Could Everglades restoration get any more botched up?
Its not enough that the state agency in charge of the restoration is flat broke, or that the political will to add a tax or pile on more debt to keep the project going is nonexistent or that two already skeptical federal judges have ordered the district to get a move on with the cleanup.
Now the little bit of project work that was crawling along south of Lake Okeechobee has been stopped cold.
Why? Because the South Florida Water Management District failed to honor its 2008 promise to the Miccosukee and Seminole tribes. The Districts archeologists were supposed to exhume and remove Native American remains -- mostly bits of teeth and bone -- relocating them respectfully to a place near the excavation site.

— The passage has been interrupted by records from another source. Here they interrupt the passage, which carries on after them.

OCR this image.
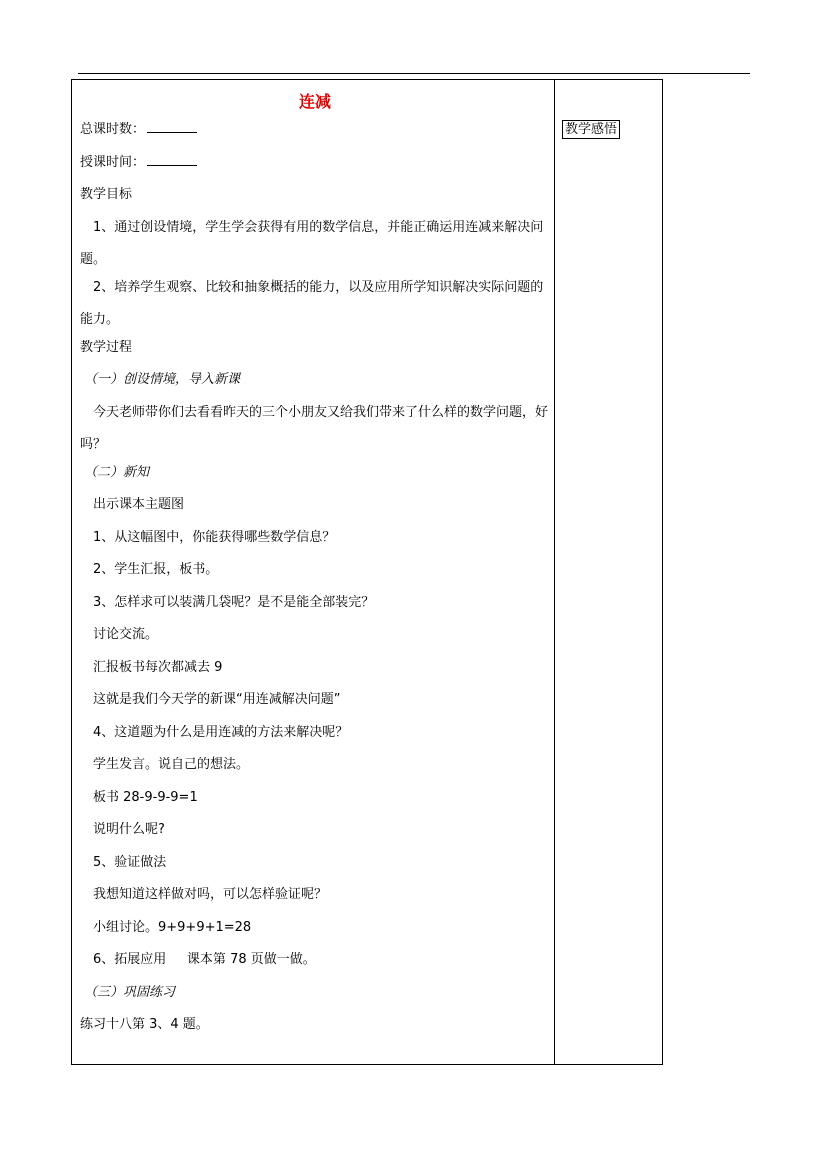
教学感悟
连减
总课时数：
授课时间：
教学目标
1、通过创设情境，学生学会获得有用的数学信息，并能正确运用连减来解决问题。
2、培养学生观察、比较和抽象概括的能力，以及应用所学知识解决实际问题的能力。
教学过程
（一）创设情境，导入新课
今天老师带你们去看看昨天的三个小朋友又给我们带来了什么样的数学问题，好吗？
（二）新知
出示课本主题图
1、从这幅图中，你能获得哪些数学信息？
2、学生汇报，板书。
3、怎样求可以装满几袋呢？是不是能全部装完？
讨论交流。
汇报板书每次都减去 9
这就是我们今天学的新课“用连减解决问题”
4、这道题为什么是用连减的方法来解决呢？
学生发言。说自己的想法。
板书 28-9-9-9=1
说明什么呢?
5、验证做法
我想知道这样做对吗，可以怎样验证呢？
小组讨论。9+9+9+1=28
6、拓展应用     课本第 78 页做一做。
（三）巩固练习
练习十八第 3、4 题。
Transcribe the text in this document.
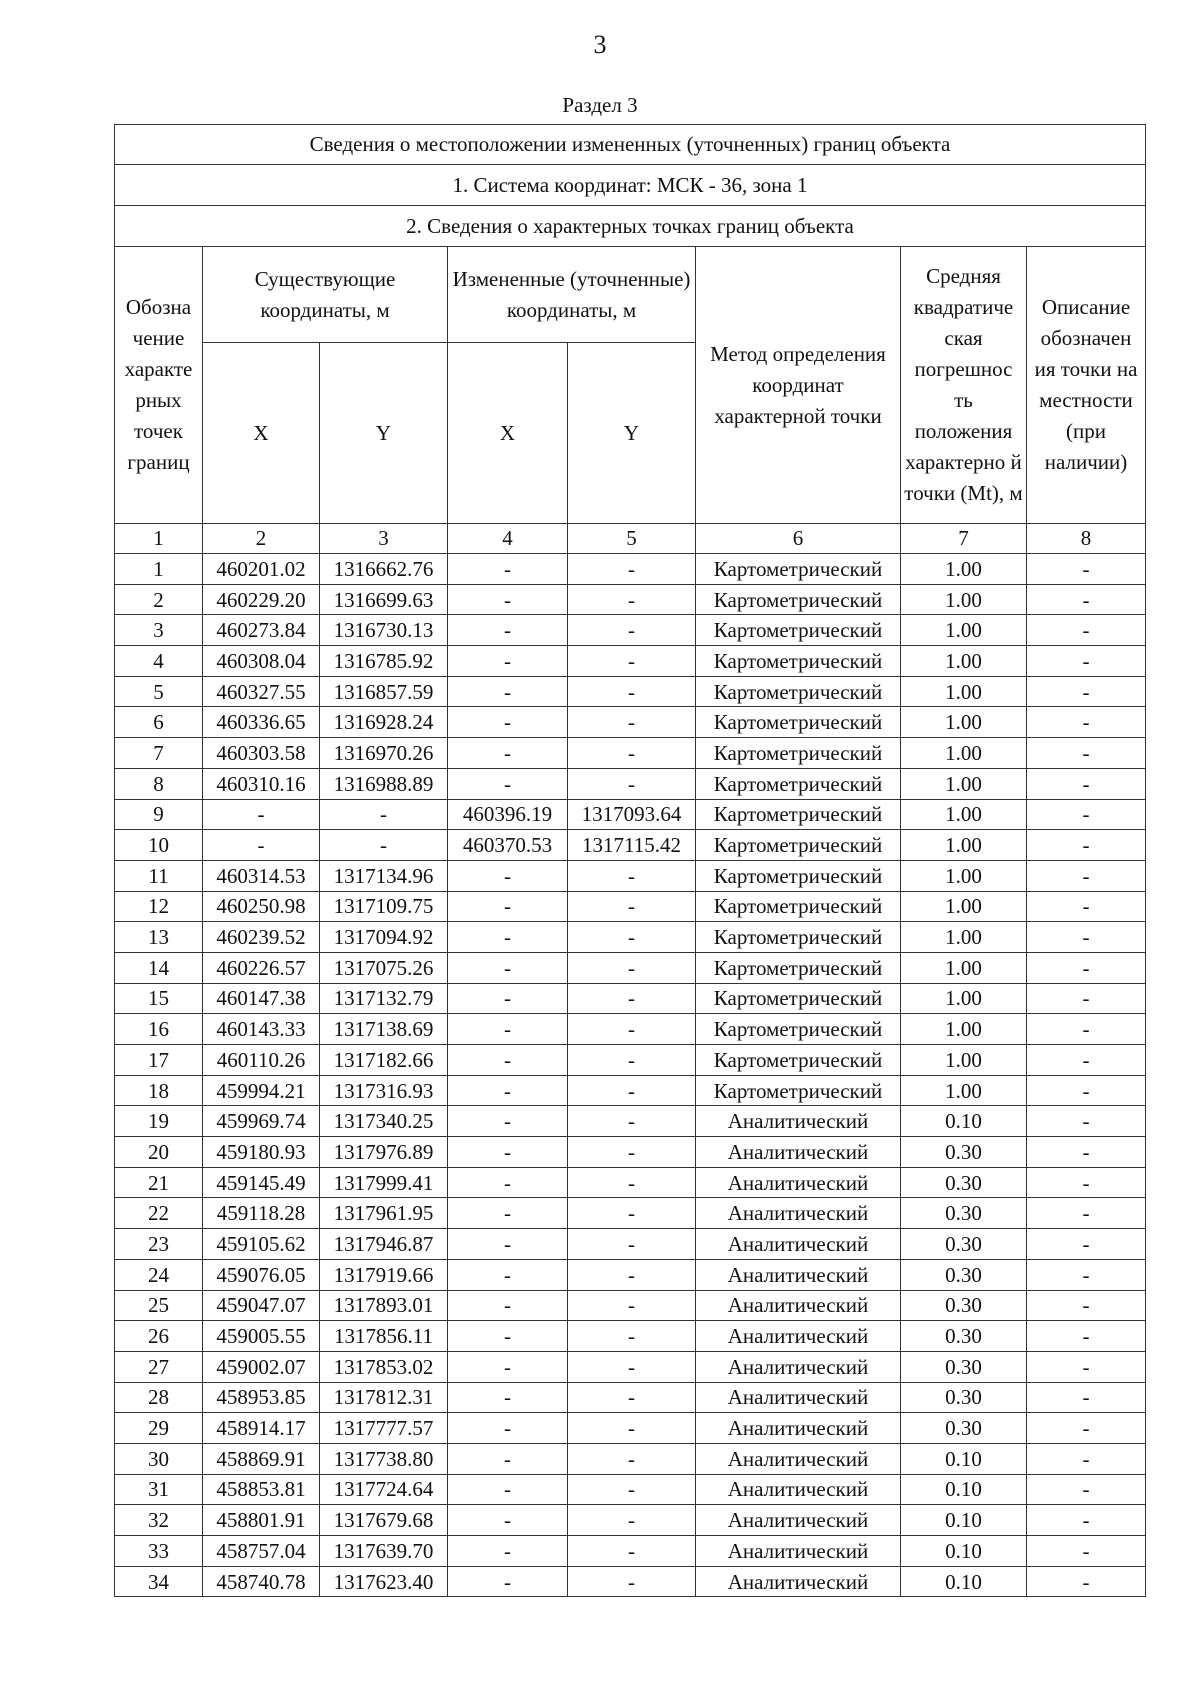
3
Раздел 3
Сведения о местоположении измененных (уточненных) границ объекта							
1. Система координат: МСК - 36, зона 1							
2. Сведения о характерных точках границ объекта							
Обозна чение характе рных точек границ	Существующие координаты, м		Измененные (уточненные) координаты, м		Метод определения координат характерной точки	Средняя квадратиче ская погрешнос ть положения характерно й точки (Mt), м	Описание обозначен ия точки на местности (при наличии)
	X	Y	X	Y			
1	2	3	4	5	6	7	8
1	460201.02	1316662.76	-	-	Картометрический	1.00	-
2	460229.20	1316699.63	-	-	Картометрический	1.00	-
3	460273.84	1316730.13	-	-	Картометрический	1.00	-
4	460308.04	1316785.92	-	-	Картометрический	1.00	-
5	460327.55	1316857.59	-	-	Картометрический	1.00	-
6	460336.65	1316928.24	-	-	Картометрический	1.00	-
7	460303.58	1316970.26	-	-	Картометрический	1.00	-
8	460310.16	1316988.89	-	-	Картометрический	1.00	-
9	-	-	460396.19	1317093.64	Картометрический	1.00	-
10	-	-	460370.53	1317115.42	Картометрический	1.00	-
11	460314.53	1317134.96	-	-	Картометрический	1.00	-
12	460250.98	1317109.75	-	-	Картометрический	1.00	-
13	460239.52	1317094.92	-	-	Картометрический	1.00	-
14	460226.57	1317075.26	-	-	Картометрический	1.00	-
15	460147.38	1317132.79	-	-	Картометрический	1.00	-
16	460143.33	1317138.69	-	-	Картометрический	1.00	-
17	460110.26	1317182.66	-	-	Картометрический	1.00	-
18	459994.21	1317316.93	-	-	Картометрический	1.00	-
19	459969.74	1317340.25	-	-	Аналитический	0.10	-
20	459180.93	1317976.89	-	-	Аналитический	0.30	-
21	459145.49	1317999.41	-	-	Аналитический	0.30	-
22	459118.28	1317961.95	-	-	Аналитический	0.30	-
23	459105.62	1317946.87	-	-	Аналитический	0.30	-
24	459076.05	1317919.66	-	-	Аналитический	0.30	-
25	459047.07	1317893.01	-	-	Аналитический	0.30	-
26	459005.55	1317856.11	-	-	Аналитический	0.30	-
27	459002.07	1317853.02	-	-	Аналитический	0.30	-
28	458953.85	1317812.31	-	-	Аналитический	0.30	-
29	458914.17	1317777.57	-	-	Аналитический	0.30	-
30	458869.91	1317738.80	-	-	Аналитический	0.10	-
31	458853.81	1317724.64	-	-	Аналитический	0.10	-
32	458801.91	1317679.68	-	-	Аналитический	0.10	-
33	458757.04	1317639.70	-	-	Аналитический	0.10	-
34	458740.78	1317623.40	-	-	Аналитический	0.10	-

But the archeologists kept a secret. Not until just before the holidays did they let on that those mostly bits of teeth and bone were actually the partial remains of 56 men, women and children -- a significant discovery for the state and for the Seminole Tribe.

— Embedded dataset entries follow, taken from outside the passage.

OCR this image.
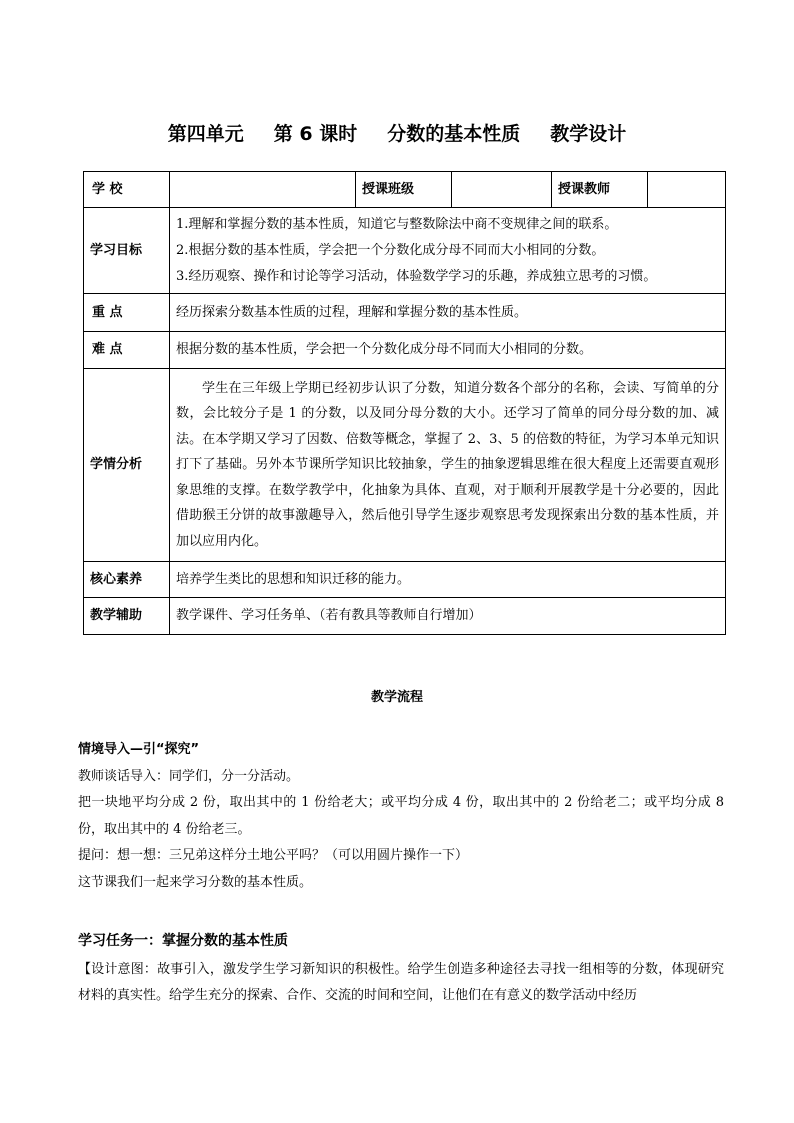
第四单元 第 6 课时 分数的基本性质 教学设计
学 校		授课班级		授课教师	
学习目标	1.理解和掌握分数的基本性质，知道它与整数除法中商不变规律之间的联系。
2.根据分数的基本性质，学会把一个分数化成分母不同而大小相同的分数。
3.经历观察、操作和讨论等学习活动，体验数学学习的乐趣，养成独立思考的习惯。				

重 点	经历探索分数基本性质的过程，理解和掌握分数的基本性质。				

难 点	根据分数的基本性质，学会把一个分数化成分母不同而大小相同的分数。				
学情分析	学生在三年级上学期已经初步认识了分数，知道分数各个部分的名称，会读、写简单的分数，会比较分子是 1 的分数，以及同分母分数的大小。还学习了简单的同分母分数的加、减法。在本学期又学习了因数、倍数等概念，掌握了 2、3、5 的倍数的特征，为学习本单元知识打下了基础。另外本节课所学知识比较抽象，学生的抽象逻辑思维在很大程度上还需要直观形象思维的支撑。在数学教学中，化抽象为具体、直观，对于顺利开展教学是十分必要的，因此借助猴王分饼的故事激趣导入，然后他引导学生逐步观察思考发现探索出分数的基本性质，并加以应用内化。				

核心素养	培养学生类比的思想和知识迁移的能力。				
教学辅助	教学课件、学习任务单、（若有教具等教师自行增加）				
教学流程
情境导入—引“探究”
教师谈话导入：同学们，分一分活动。
把一块地平均分成 2 份，取出其中的 1 份给老大；或平均分成 4 份，取出其中的 2 份给老二；或平均分成 8 份，取出其中的 4 份给老三。
提问：想一想：三兄弟这样分土地公平吗？（可以用圆片操作一下）
这节课我们一起来学习分数的基本性质。
学习任务一：掌握分数的基本性质
【设计意图：故事引入，激发学生学习新知识的积极性。给学生创造多种途径去寻找一组相等的分数，体现研究材料的真实性。给学生充分的探索、合作、交流的时间和空间，让他们在有意义的数学活动中经历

Tribal members are now understandably angry. They want all 901 bones and 245 teeth returned to their original burial ground and they want it protected with a listing on the National Registry of Historic Places.
If only the SFWMD board had listened.
Before the August vote was taken to buy 27,000 acres from U.S. Sugar for $197 million, the smart folks at the meeting were asking where the money for the reservoir -- the money not dedicated to land purchase -- was going to come from. They begged the Water Management District to wait.
- Wait to see whats involved in cleaning up the two polluted parcels.
- Wait to see if the federal judge is going to grant the Miccosukee Tribes request to halt the sale.
- Wait to see if the three Indian burial mounds on the property could be moved.
Had the board waited, had it said "no" to the land buy, it might have had the money to pay for other CERP components, projects north of Lake Okeechobee, for instance -- projects I know something about.
For 28 years, until I retired from Scripps Treasure Coast Newspapers, I wrote about the St. Lucie River and Estuary, about their overwhelming beauty, their value, their deterioration.
I know that Martin County taxpayers alone have paid $43 million toward Everglades cleanup, toward the restoration of a natural water flow, toward reducing pollution and providing for water storage for all stakeholders.
So, it troubled me to see an editorial in Wednesday's Scripps newspaper ("Timetable for stopping pollution of the St. Lucie River unacceptable"), saying virtually the same things now that I had written so many years ago. No change. No hope for change.
The editorial quoted Kenneth G. Ammon, the Water Management District's deputy executive director for Everglades restoration and capital projects. He was casually excusing the St. Lucie cleanup's timetable, or lack of one: "If we had unlimited funds and if the design and construction process was managed at the regional level, I'd have no problem saying 15 to 20 years. But that's a lot of ifs, with money being the big driver."
Completely unacceptable.
State Sen. Paula Dockery, the day after Charlie Crist's downsized U.S. Sugar deal was approved, said this: We should never have switched from building projects, from a reservoir that was nearly built, that we had already put $300 million into, to buying land that brings us to a halt.
Here we are now, as Dockery said, halted.
SFWMD isn't even land-rich-and-cash-poor. The land it bought from U.S. Sugar is mostly poor quality, overpriced and in the wrong place. Disturbing a Native American burial ground is just par for the course.